The solution’s central component was a custom-developed toolset for automating and optimizing tedious and repeatable tasks to increase productivity when re-architecting the client’s on-premises data lake and its components in the AWS cloud, using AWS-native services where possible. The toolset includes tooling and frameworks for UDF conversion, DDL conversion and data type optimization and allows for the automated migration of databases, ETL pipelines, ingestion and visualization platforms. It supports Greenplum, Redshift, Snowflake, Tableau, Talend and HVR alongside other technologies and enables exceptional data quality to be retained during the migration. Using this toolset, we lift-and-shifted the client’s large and complex data sets from Oracle and Greenplum to AWS while simultaneously re-architecting them to fully leverage cloud-native technologies such as S3, Spectrum, Glue and Redshift, greatly reducing the manual labor involved.
Our team paid special attention to making the maintenance and future optimization of the new architecture easier. The metadata inventory and version control system we employed for productivity during the migration would later serve this secondary purpose, and we used recorded video conferencing and extensive documentation to transfer knowledge to the client.
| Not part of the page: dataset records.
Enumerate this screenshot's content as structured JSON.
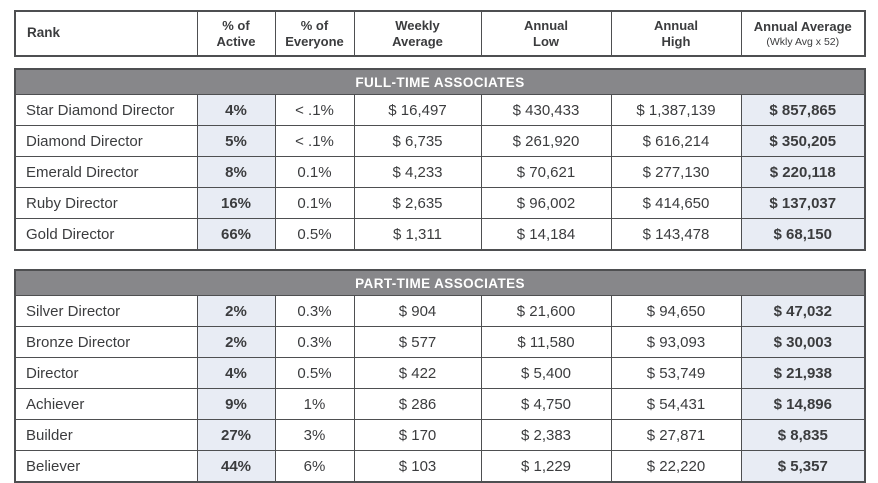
{
  "colors": {
    "band": "#87878a",
    "shade": "#e8ecf4",
    "border": "#4e4f51",
    "text": "#3b3c3e",
    "band_text": "#ffffff",
    "bg": "#ffffff"
  },
  "columns": [
    {
      "key": "rank",
      "label": "Rank",
      "shaded": false
    },
    {
      "key": "pct-active",
      "line1": "% of",
      "line2": "Active",
      "shaded": true
    },
    {
      "key": "pct-everyone",
      "line1": "% of",
      "line2": "Everyone",
      "shaded": false
    },
    {
      "key": "weekly-average",
      "line1": "Weekly",
      "line2": "Average",
      "shaded": false
    },
    {
      "key": "annual-low",
      "line1": "Annual",
      "line2": "Low",
      "shaded": false
    },
    {
      "key": "annual-high",
      "line1": "Annual",
      "line2": "High",
      "shaded": false
    },
    {
      "key": "annual-average",
      "label": "Annual Average",
      "sub": "(Wkly Avg x 52)",
      "shaded": true
    }
  ],
  "sections": [
    {
      "title": "FULL-TIME ASSOCIATES",
      "rows": [
        [
          "Star Diamond Director",
          "4%",
          "< .1%",
          "$ 16,497",
          "$ 430,433",
          "$ 1,387,139",
          "$ 857,865"
        ],
        [
          "Diamond Director",
          "5%",
          "< .1%",
          "$ 6,735",
          "$ 261,920",
          "$ 616,214",
          "$ 350,205"
        ],
        [
          "Emerald Director",
          "8%",
          "0.1%",
          "$ 4,233",
          "$ 70,621",
          "$ 277,130",
          "$ 220,118"
        ],
        [
          "Ruby Director",
          "16%",
          "0.1%",
          "$ 2,635",
          "$ 96,002",
          "$ 414,650",
          "$ 137,037"
        ],
        [
          "Gold Director",
          "66%",
          "0.5%",
          "$ 1,311",
          "$ 14,184",
          "$ 143,478",
          "$ 68,150"
        ]
      ]
    },
    {
      "title": "PART-TIME ASSOCIATES",
      "rows": [
        [
          "Silver Director",
          "2%",
          "0.3%",
          "$ 904",
          "$ 21,600",
          "$ 94,650",
          "$ 47,032"
        ],
        [
          "Bronze Director",
          "2%",
          "0.3%",
          "$ 577",
          "$ 11,580",
          "$ 93,093",
          "$ 30,003"
        ],
        [
          "Director",
          "4%",
          "0.5%",
          "$ 422",
          "$ 5,400",
          "$ 53,749",
          "$ 21,938"
        ],
        [
          "Achiever",
          "9%",
          "1%",
          "$ 286",
          "$ 4,750",
          "$ 54,431",
          "$ 14,896"
        ],
        [
          "Builder",
          "27%",
          "3%",
          "$ 170",
          "$ 2,383",
          "$ 27,871",
          "$ 8,835"
        ],
        [
          "Believer",
          "44%",
          "6%",
          "$ 103",
          "$ 1,229",
          "$ 22,220",
          "$ 5,357"
        ]
      ]
    }
  ]
}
After the go-live, Starschema provided hypercare for 30 days, using our state-of-the-art in-house operations monitoring systems to enable predictive maintenance, reduce the reliance on manual labor and future-proof the client’s new, cloud-based environment.
Outcome
In total, we migrated over 3800 Talend ETL jobs, 3150 PLSQL stored procedures and 630 workbooks from 210 published data sources. The client realized excellent time-to-value by using automation, saving hundreds of man hours during the migration process, and was able to rely on the new architecture during the end-of-year closing shortly after go-live. This was also possible because the migrated dashboards required very little maintenance thanks to the high data quality retention during the automated processes. The client reduced the total cost of ownership by using end-to-end AWS services to achieve savings on hardware, license and maintenance costs, and the eventual fine-tuning of the architecture will help realize further cost optimization.